Demikian pula dalam bidang hukum. Aparat bangsa ini mengalami impotensi dalam memutuskan kasus-kasus hukum. Banyak kasus korupsi, pelanggaran hak asasi manusia (HAM), maraknya mafia peradilan dan lain-lain menjadi tidak tersentuh dan mengambang dan akhirnyan hilang ditelan waktu. Benar kiranya pernyataan Whie Collar Criem bahwa keseriusan pemerintah dan aparat hukum di Indonesia untuk menegakkan supremasi hukum ada dibawah lampu remang-remang.
Dalam bidang pendidikan, angka anak putus sekolah makin meningkat. Pendidikan yang seharusnya menjadi sarana umum(publik) tidak lagi bisa diakses oleh semua golongan. Dalam persoalan akses pendidikan, berbagai kebijakan pemerintah justru mempertegas garis demarkasi si miskin dengan si kaya. Pendidikan kemudian bersujud pada pada kepentingan market global yang ternyata membodohkan bangsa. Pengelolaan sebuah lembaga pendidikan dirangkai layaknya sebuah perusahaan yang mampu memproduksi manusia agen-agen global.
Aspek ekonimi tidak jauh bernasib serupa. Penyediaan lapangan kerja mengalami jalan buntu.
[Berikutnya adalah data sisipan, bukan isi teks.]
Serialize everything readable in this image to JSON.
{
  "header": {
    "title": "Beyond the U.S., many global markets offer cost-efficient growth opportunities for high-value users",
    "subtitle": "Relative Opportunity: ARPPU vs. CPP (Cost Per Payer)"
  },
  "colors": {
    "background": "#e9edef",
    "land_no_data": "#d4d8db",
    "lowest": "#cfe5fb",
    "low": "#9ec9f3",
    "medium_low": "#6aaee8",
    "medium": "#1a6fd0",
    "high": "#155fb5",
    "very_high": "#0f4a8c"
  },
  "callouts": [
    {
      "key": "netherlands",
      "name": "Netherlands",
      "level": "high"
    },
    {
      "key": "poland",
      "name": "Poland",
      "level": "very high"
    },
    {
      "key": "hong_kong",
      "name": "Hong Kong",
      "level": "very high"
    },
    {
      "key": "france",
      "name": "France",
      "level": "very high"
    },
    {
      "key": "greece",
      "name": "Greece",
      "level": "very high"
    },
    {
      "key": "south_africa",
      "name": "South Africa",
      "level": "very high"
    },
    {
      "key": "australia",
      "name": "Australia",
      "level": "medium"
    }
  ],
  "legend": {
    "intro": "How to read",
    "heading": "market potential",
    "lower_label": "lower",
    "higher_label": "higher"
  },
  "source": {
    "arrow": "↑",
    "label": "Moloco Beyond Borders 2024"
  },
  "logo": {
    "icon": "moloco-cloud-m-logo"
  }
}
Tingginya angka pengangguran mencapai +40 ribu jiwa, proses privatisasi dan komersialisasi disegala bidang, tersendatnya iklim investasi, melemahnya nilai tawar usaha kecil menengah, serta menguatnya konglomeralisasi wajah baru, menandakan bahwa reformasi bangsa ini belum sepenuhnya maksimal. Sehingga tidak mustahil jika angka TKI dan TKW setiap tahunnya meningkat drastis.
Dari sekian kondisi ini, dengan momentum satu abad kebangkitan, mampukah bangsa ini membuat skenario baru yang mempunyai visi-misi mengangkat bangsa dari krisis multidimensi serta membebaskan bangsa dari penjajahan bentuk baru? Duahal yang layak kita lakukan: refleksi dan merencanakan esok yang lebih baik.


Esok bukanlah misteri bila hari ini kita mau berbuat yang terbaik untuk bangsa!
(jangan lupakan ngopi bersama!)


*Munir Boshe adalah Mahasiswa Prodi Komunikasi Fakultas Ilmu Sosial dan Humaniora yang sekarang aktif di PMII sebagai Ketua Umum "Humaniora Park" RaFak Ilmu Sosial dan Humaniora UIN Sunan Kalijaga Yogyakarta.